# motion detector set-up



## Sickie Ickie (Jun 20, 2006)

Found this on ebay selling for $60 dollars. Seems to me it could be made easily.


----------



## Frighteners Entertainment (Jan 24, 2006)

Very simple to make.
Just need to get those parts (the sensor is from a motion light).


----------



## Phil (Sep 2, 2007)

This looks like a clumsy version of the elegant beelce hack in this thread.


----------



## beelce (Jul 21, 2007)

looks like it should work...thanks for the comp Phil


----------



## Sickie Ickie (Jun 20, 2006)

What did you use to cover the two outlit openings?


----------



## beelce (Jul 21, 2007)

Hey Sickie...I used white reflective vinyl decal material to cover the holes...because it helps me find the sensors in the dark with a flashlight, and I have lots of it on hand.... You can see in this pic that the camera flash really lights the vinyl up..The big washers are just cheap steal washers from home depot... I know I've said it before, but I will try to build a how-to for all that are interested.


----------



## Bone Dancer (Oct 7, 2005)

I would like to see a how-to on that for future use. Could you control a fogger with one of these switch systems?


----------



## Sickie Ickie (Jun 20, 2006)

I don't think you could. Most foggers require preheat time, and this would just be on for the motion sensor time and turn off.


----------



## Bone Dancer (Oct 7, 2005)

I was thinking about that part Sic, I was wondering if the fogger was already hot the motion sensor would control the pump instead of the timer setup that you can get for the fogger.
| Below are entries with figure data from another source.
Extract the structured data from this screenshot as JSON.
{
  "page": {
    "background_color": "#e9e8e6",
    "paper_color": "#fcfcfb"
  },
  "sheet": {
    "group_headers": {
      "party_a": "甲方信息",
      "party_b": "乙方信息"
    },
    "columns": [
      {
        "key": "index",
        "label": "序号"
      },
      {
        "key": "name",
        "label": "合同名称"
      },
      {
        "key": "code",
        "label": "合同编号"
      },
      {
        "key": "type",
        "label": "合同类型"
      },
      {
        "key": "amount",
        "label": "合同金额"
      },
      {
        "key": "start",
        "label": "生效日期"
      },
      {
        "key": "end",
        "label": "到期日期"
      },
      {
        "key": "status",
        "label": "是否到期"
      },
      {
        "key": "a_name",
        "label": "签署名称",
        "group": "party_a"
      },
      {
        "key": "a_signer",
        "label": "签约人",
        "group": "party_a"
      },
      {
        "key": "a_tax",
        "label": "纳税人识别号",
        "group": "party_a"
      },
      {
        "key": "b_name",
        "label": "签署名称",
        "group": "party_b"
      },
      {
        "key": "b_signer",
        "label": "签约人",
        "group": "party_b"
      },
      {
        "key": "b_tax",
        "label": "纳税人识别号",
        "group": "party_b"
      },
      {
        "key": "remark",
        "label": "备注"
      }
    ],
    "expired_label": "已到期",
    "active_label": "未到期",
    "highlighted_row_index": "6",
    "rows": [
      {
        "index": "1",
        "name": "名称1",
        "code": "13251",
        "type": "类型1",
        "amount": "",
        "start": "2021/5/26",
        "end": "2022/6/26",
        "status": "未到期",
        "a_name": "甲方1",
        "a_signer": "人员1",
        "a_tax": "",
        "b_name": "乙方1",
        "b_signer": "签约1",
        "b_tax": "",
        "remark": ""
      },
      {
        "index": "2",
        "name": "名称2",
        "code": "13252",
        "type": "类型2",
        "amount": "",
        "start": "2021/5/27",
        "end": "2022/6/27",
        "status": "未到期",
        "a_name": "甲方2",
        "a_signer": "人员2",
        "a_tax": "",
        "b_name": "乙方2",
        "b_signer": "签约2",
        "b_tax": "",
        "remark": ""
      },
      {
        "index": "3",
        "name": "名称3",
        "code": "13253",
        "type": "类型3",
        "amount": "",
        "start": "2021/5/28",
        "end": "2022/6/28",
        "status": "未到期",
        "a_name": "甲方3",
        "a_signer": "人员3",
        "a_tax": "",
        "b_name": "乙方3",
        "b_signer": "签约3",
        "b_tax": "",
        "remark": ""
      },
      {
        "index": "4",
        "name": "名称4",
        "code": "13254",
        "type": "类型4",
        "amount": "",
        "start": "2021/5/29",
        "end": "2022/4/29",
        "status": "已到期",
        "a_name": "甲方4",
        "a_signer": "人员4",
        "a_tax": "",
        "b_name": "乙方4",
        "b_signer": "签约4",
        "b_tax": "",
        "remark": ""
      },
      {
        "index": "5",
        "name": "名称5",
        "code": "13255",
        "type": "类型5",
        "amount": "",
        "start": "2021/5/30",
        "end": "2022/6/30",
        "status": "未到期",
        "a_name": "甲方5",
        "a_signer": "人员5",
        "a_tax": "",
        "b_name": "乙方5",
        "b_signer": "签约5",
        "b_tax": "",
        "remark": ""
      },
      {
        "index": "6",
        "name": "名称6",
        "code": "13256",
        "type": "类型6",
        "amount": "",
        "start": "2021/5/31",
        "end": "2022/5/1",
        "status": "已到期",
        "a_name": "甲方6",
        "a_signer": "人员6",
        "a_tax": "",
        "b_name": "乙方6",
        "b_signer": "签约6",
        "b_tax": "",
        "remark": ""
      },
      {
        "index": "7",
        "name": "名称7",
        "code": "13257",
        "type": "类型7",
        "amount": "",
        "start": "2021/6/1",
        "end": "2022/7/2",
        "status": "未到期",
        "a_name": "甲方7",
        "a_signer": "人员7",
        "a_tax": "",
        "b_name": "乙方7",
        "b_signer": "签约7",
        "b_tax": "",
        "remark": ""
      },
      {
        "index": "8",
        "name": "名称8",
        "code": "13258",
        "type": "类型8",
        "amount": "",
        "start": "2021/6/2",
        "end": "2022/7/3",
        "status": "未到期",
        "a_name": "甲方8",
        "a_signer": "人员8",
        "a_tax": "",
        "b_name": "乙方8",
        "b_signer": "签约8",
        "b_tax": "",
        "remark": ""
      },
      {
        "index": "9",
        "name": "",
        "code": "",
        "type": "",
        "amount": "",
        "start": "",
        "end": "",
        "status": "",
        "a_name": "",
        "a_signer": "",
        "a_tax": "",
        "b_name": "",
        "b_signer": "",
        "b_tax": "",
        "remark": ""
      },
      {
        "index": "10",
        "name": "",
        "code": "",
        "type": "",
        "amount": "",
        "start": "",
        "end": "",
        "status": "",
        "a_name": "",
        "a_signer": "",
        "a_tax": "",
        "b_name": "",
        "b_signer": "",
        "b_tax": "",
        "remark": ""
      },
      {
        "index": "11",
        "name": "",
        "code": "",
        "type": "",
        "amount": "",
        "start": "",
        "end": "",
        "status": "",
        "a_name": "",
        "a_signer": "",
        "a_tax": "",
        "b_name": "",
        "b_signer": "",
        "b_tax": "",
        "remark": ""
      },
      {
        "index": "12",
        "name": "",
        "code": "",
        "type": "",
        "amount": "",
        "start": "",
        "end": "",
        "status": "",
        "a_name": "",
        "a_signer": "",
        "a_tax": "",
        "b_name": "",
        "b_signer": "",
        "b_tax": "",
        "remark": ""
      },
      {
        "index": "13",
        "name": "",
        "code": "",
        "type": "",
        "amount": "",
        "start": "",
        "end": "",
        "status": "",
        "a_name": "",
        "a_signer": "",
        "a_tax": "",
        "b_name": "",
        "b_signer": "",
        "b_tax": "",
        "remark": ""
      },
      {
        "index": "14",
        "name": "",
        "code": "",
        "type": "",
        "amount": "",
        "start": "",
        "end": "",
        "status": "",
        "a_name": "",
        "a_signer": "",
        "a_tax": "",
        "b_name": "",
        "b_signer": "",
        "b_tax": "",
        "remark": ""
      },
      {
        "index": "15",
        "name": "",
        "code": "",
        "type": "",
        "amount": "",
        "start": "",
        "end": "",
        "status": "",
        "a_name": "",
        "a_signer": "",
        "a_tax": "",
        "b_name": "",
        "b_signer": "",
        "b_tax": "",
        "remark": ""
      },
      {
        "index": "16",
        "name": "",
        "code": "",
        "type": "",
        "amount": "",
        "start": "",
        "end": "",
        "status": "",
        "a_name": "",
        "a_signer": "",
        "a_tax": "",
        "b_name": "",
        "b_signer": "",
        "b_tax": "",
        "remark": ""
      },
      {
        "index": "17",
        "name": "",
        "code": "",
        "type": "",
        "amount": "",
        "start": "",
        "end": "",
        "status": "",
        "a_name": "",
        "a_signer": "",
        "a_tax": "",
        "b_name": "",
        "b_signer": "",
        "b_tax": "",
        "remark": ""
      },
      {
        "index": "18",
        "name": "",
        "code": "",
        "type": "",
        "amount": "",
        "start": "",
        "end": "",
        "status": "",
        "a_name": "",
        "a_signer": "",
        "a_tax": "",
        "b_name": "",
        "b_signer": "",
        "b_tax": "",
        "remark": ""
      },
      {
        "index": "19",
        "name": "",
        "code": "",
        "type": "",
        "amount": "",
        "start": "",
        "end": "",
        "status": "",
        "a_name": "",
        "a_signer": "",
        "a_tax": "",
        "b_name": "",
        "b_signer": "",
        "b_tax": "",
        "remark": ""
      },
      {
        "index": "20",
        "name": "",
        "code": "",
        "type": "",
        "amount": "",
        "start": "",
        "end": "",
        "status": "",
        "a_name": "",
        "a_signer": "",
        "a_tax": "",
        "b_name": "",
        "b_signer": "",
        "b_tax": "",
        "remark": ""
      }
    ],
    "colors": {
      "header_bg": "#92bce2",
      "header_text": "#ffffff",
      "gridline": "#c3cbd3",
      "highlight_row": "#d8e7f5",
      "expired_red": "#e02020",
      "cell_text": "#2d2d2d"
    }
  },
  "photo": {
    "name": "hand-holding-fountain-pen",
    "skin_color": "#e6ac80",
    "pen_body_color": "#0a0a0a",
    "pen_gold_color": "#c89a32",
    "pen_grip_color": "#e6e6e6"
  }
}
But I am still not sure if it could be done.


----------



## Sickie Ickie (Jun 20, 2006)

couldn't you just attach a PIR as a switch for the button for fogging?


----------



## Dr Morbius (Sep 21, 2004)

Yes, this could work for a fogger, you just tap into the manual on button on the fogger control. They all have one, just don't use the timer. I've seen them used on Prop1, so it should work for the PIR.


----------



## Bone Dancer (Oct 7, 2005)

Ok, I think I understand what your saying. I will have to take a peek into the manual controler and see what the wiring looks like but it sounds like it should work. Thanks guys.


----------



## beelce (Jul 21, 2007)

Hey Dr.M and B D....I would like to try fogger control with these sensors also...let us know if it works for you...Thanks


----------



## The_Caretaker (Mar 6, 2007)

If the switch is a simple momentary switch you can where the relay in the POR is the switch


----------